Vacasa expanding into urban short-term rental market with Vacasa Multifamily

Worldwide: Vacasa is entering the multifamily market with Vacasa Multifamily by targeting developers and property owners who want to convert vacant units into stable revenue.

Joshua Viner, senior manager of Vacasa Multifamily, said: “We’re excited to bring our decade-long property management experience to the multifamily space and offer diverse inventory for business and leisure travellers, as well as families looking to stay in urban destinations.”

Vacasa Multifamily enters into long-term lease agreements with building owners and property managers who are seeking a professional entity to handle all aspects of managing short-term rentals including keeping up with the changing regulations for the short-term stay industry. The company targets both stabilised properties and those that are leasing up.

Viner said: “Some markets like Boston recently enacted quite restrictive regulations. Others are putting in some reasonable limits.
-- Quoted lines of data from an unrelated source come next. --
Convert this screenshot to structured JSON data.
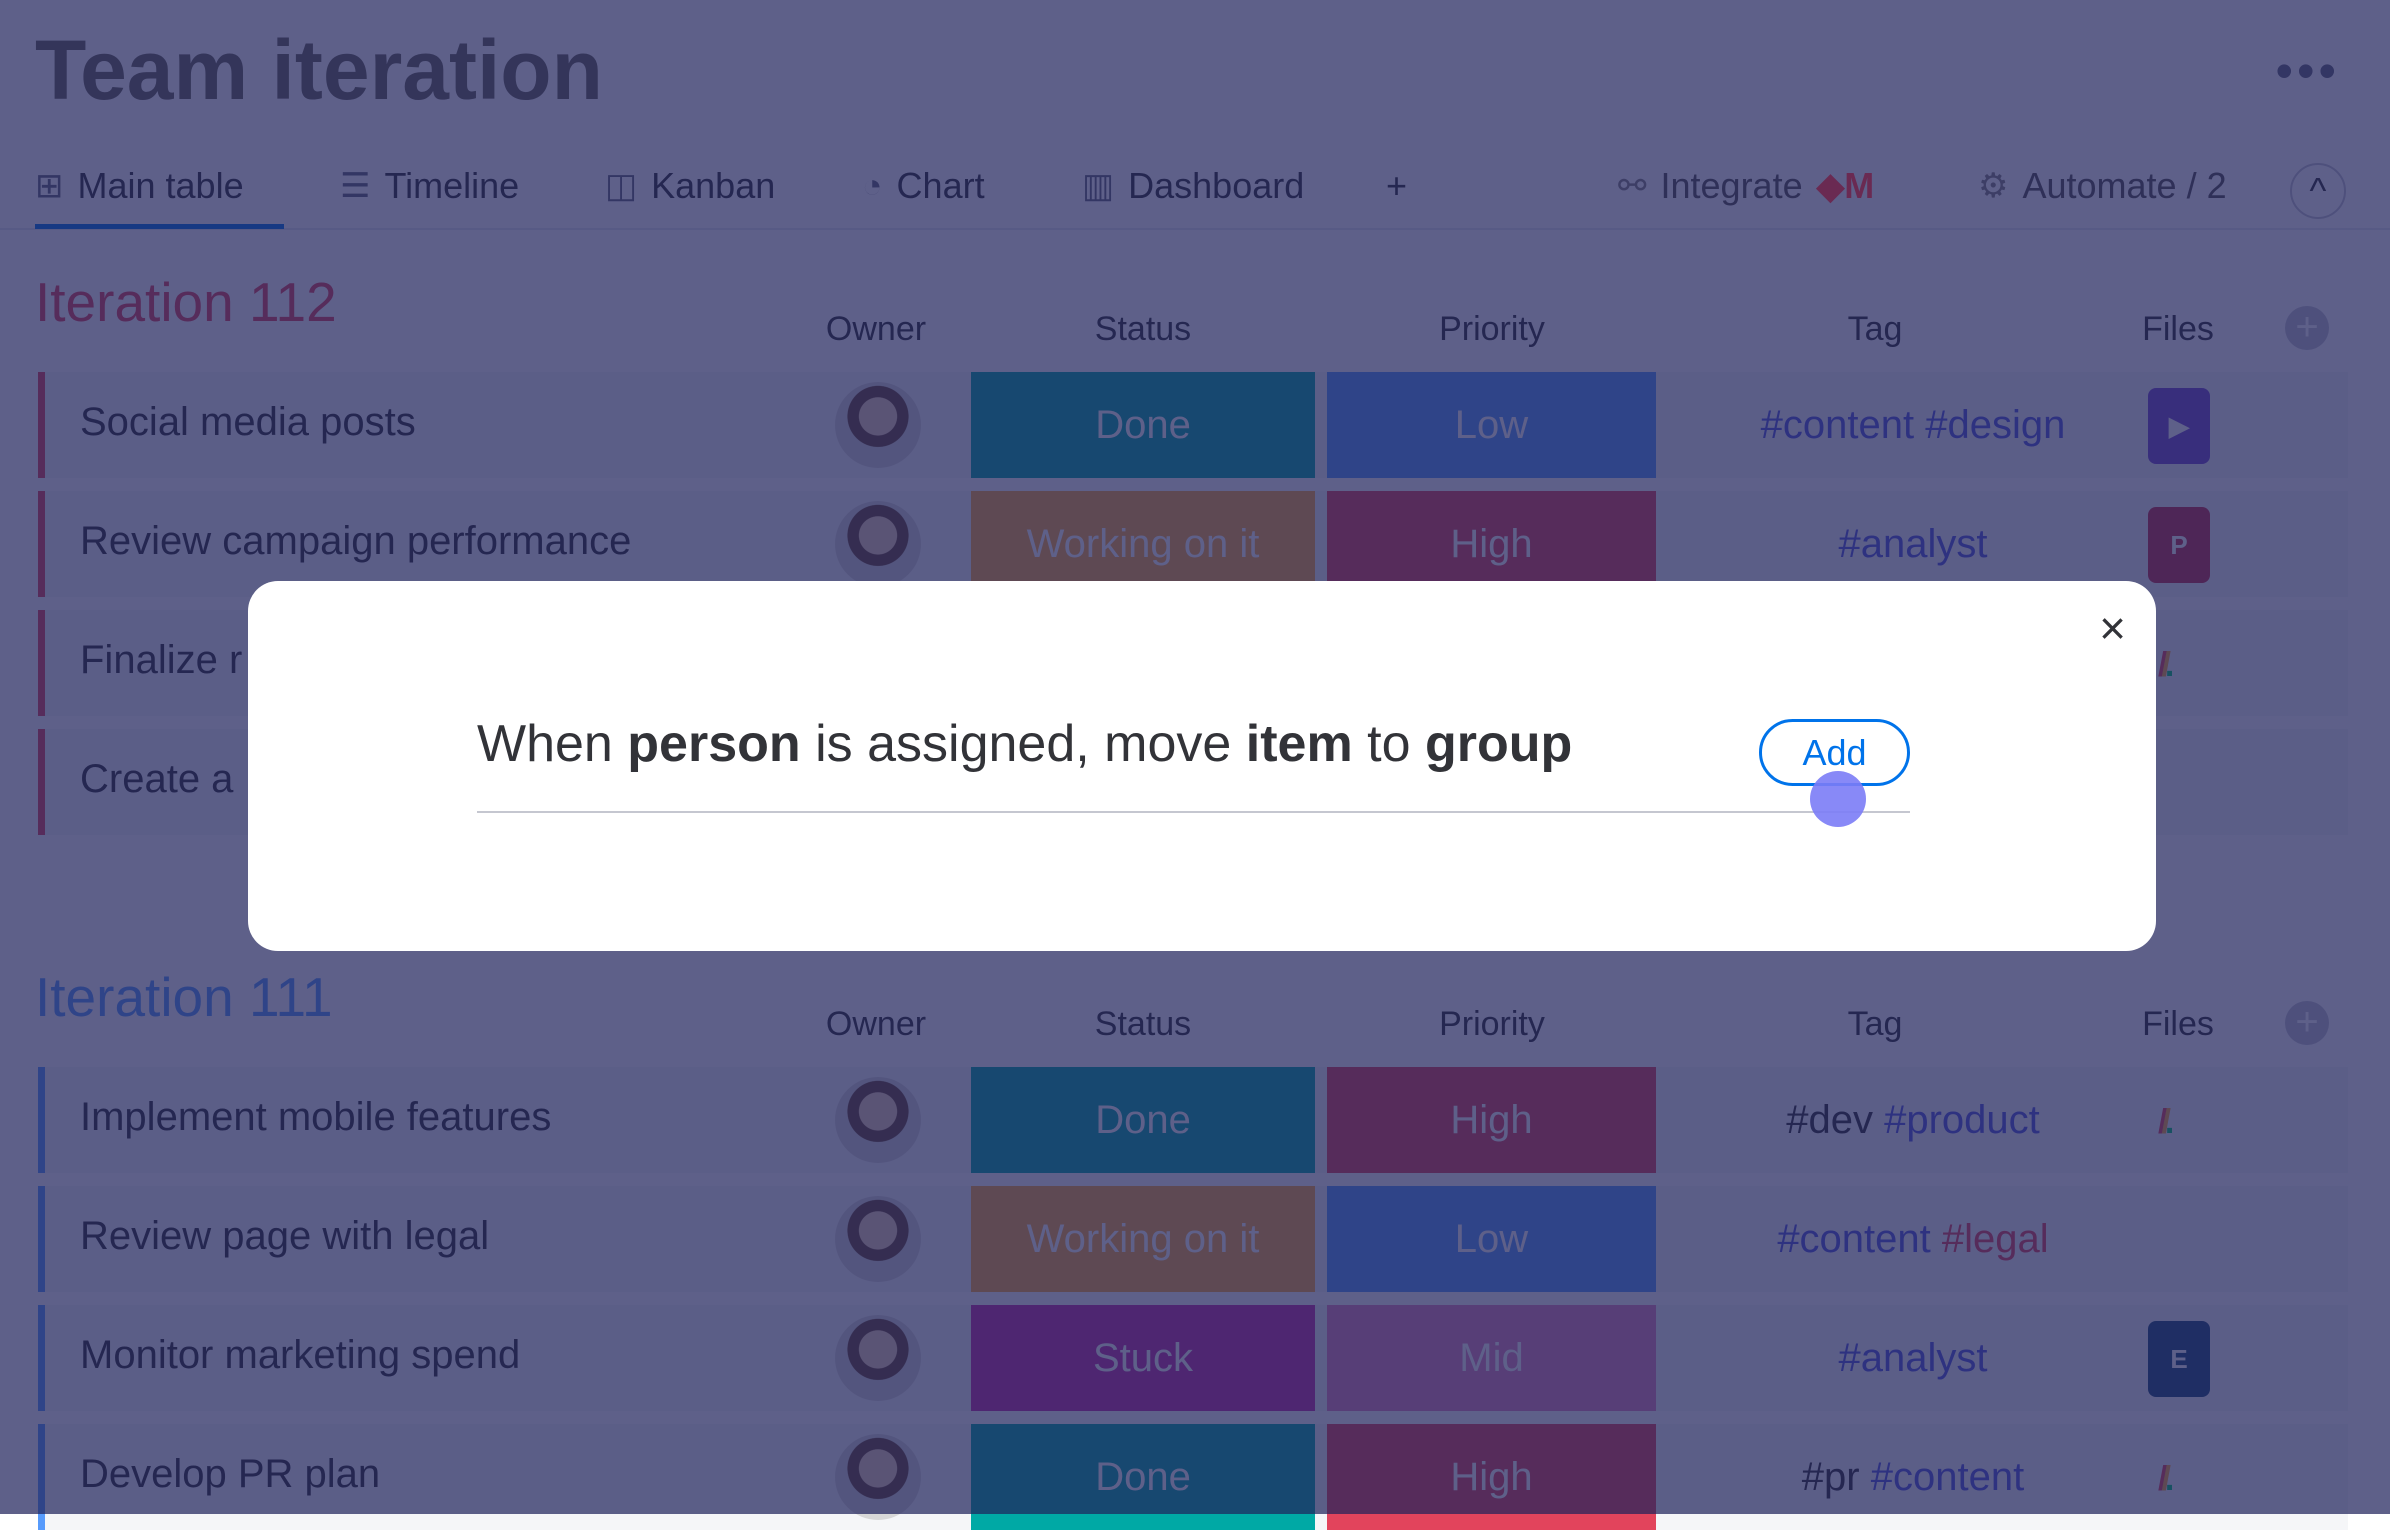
{
  "header": {
    "title": "Team iteration",
    "more_icon": "more-horizontal-icon"
  },
  "tabs": [
    {
      "label": "Main table",
      "icon": "⊞",
      "active": true
    },
    {
      "label": "Timeline",
      "icon": "☰"
    },
    {
      "label": "Kanban",
      "icon": "◫"
    },
    {
      "label": "Chart",
      "icon": "◔"
    },
    {
      "label": "Dashboard",
      "icon": "▥"
    }
  ],
  "toolbar": {
    "add": "+",
    "integrate": "Integrate",
    "automate": "Automate / 2",
    "collapse": "^"
  },
  "columns": {
    "owner": "Owner",
    "status": "Status",
    "priority": "Priority",
    "tag": "Tag",
    "files": "Files",
    "add": "+"
  },
  "groups": [
    {
      "title": "Iteration 112",
      "color": "#e2445c",
      "rows": [
        {
          "name": "Social media posts",
          "status": "Done",
          "priority": "Low",
          "tags": [
            "#content",
            "#design"
          ],
          "file": "video"
        },
        {
          "name": "Review campaign performance",
          "status": "Working on it",
          "priority": "High",
          "tags": [
            "#analyst"
          ],
          "file": "P"
        },
        {
          "name": "Finalize r",
          "file": "monday"
        },
        {
          "name": "Create a"
        }
      ]
    },
    {
      "title": "Iteration 111",
      "color": "#579bfc",
      "rows": [
        {
          "name": "Implement mobile features",
          "status": "Done",
          "priority": "High",
          "tags": [
            "#dev",
            "#product"
          ],
          "file": "monday"
        },
        {
          "name": "Review page with legal",
          "status": "Working on it",
          "priority": "Low",
          "tags": [
            "#content",
            "#legal"
          ]
        },
        {
          "name": "Monitor marketing spend",
          "status": "Stuck",
          "priority": "Mid",
          "tags": [
            "#analyst"
          ],
          "file": "E"
        },
        {
          "name": "Develop PR plan",
          "status": "Done",
          "priority": "High",
          "tags": [
            "#pr",
            "#content"
          ],
          "file": "monday"
        }
      ]
    }
  ],
  "colors": {
    "Done": "#00a9a5",
    "Working on it": "#fdab3d",
    "Stuck": "#c42fa8",
    "Low": "#579bfc",
    "High": "#e2445c",
    "Mid": "#e484bd"
  },
  "modal": {
    "w1": "When ",
    "b1": "person",
    "w2": " is assigned, move ",
    "b2": "item",
    "w3": " to ",
    "b3": "group",
    "add_label": "Add",
    "close": "×"
  }
}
“Chicago has regulations in place that allow a certain percentage (of units) to be regulated as short term, no more than 25 per cent or a maximum of six units. That gives us a window to operate,” he added.

CEO & founder of Vacasa, Eric Breon, said Vacasa’s opportunities had increased due to the growth in demand for alternative accommodations.
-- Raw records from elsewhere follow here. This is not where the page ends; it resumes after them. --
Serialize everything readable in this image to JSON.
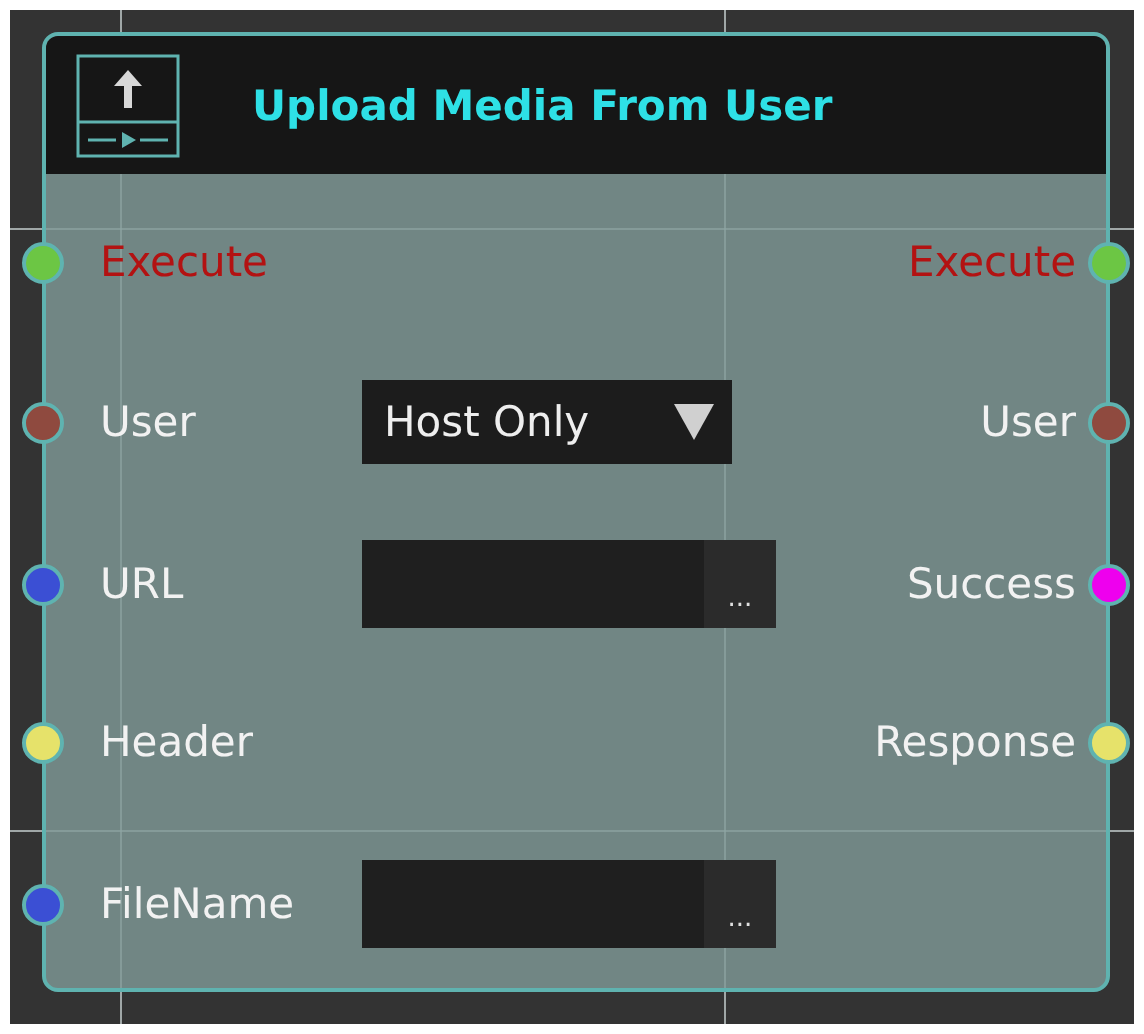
{
  "node": {
    "title": "Upload Media From User",
    "rows": [
      {
        "left": {
          "label": "Execute",
          "kind": "exec",
          "color": "#6cc644"
        },
        "right": {
          "label": "Execute",
          "kind": "exec",
          "color": "#6cc644"
        }
      },
      {
        "left": {
          "label": "User",
          "kind": "data",
          "color": "#8f4a3f"
        },
        "control": {
          "kind": "dropdown",
          "value": "Host Only"
        },
        "right": {
          "label": "User",
          "kind": "data",
          "color": "#8f4a3f"
        }
      },
      {
        "left": {
          "label": "URL",
          "kind": "data",
          "color": "#3b4fd4"
        },
        "control": {
          "kind": "text",
          "button": "..."
        },
        "right": {
          "label": "Success",
          "kind": "data",
          "color": "#ee00ee"
        }
      },
      {
        "left": {
          "label": "Header",
          "kind": "data",
          "color": "#e6e26a"
        },
        "right": {
          "label": "Response",
          "kind": "data",
          "color": "#e6e26a"
        }
      },
      {
        "left": {
          "label": "FileName",
          "kind": "data",
          "color": "#3b4fd4"
        },
        "control": {
          "kind": "text",
          "button": "..."
        }
      }
    ]
  }
}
He said: “The multifamily industry is on the rise and to be successful, property managers need to deliver a high-quality and consistent experience for guests, while providing stable revenue for building developers and landlords.

“What we’ve traditionally brought to the vacation rental industry, we’ll be offering in the multifamily space: provide great guest experiences and increased revenue for our owners,” he added.

Vacasa Multifamily offers services including:

• Compliance and legal teams to monitor changing regulations to ensure the firm has the required permits and licences for each unit
• Security technology partners like NoiseAware, Point Central and Virtual Key which help Vacasa to screen its guests, monitor noise and ensure everyone in its buildings is safe
• Local teams in every market to care for the properties and serve guests, homeowners and partners
• Interior design experts who work with developers and managers to furnish rental units
• Partnerships with booking platforms such as Booking.com, Airbnb and Homeway to drive up annual bookings for Vacasa properties

Viner said the firm did not recognise the booking platforms as competitors: “We are not competing with them. We work with them.”

Vacasa Multifamily is to operate in urban markets such as Chicago, Seattle, Dallas, Houston, San Antonio, Texas, Portland and Ore, where Vacasa has its main headquarters, as well as in Boise, Idaho, where the firm also has an office.

Viner said the company was looking to expanding its multifamily offering in the new year: “Our goal is to open up in a number of new markets in 2019.”

He said the firm was watching for any changes in regulations as well as in multifamily vacancy rates in downtown cores to assess whether there are opportunities to expand its operations.

While Vacasa does not have a minimum number of units it would operate in a multifamily property, Viner said it could go higher than its average of five.

He said: “The common complaint is we don’t want the building turned into a hotel and that’s fair. We find a way to try and work with the buildings to be a good tenant.”

Vacasa has been growing steadily since its formation nine years ago. It now manages a global portfolio of over 10,600 vacation homes across the United States, Europe, South and Central America and Africa.

Last month, Vacasa purchased home-sharing company Oasis Collections, which has allowed it to enter several new international markets like Barcelona and Paris. The acquisition also placed Vacasa ahead of Wyndham Vacation Rentals as the largest vacation rental company in North America.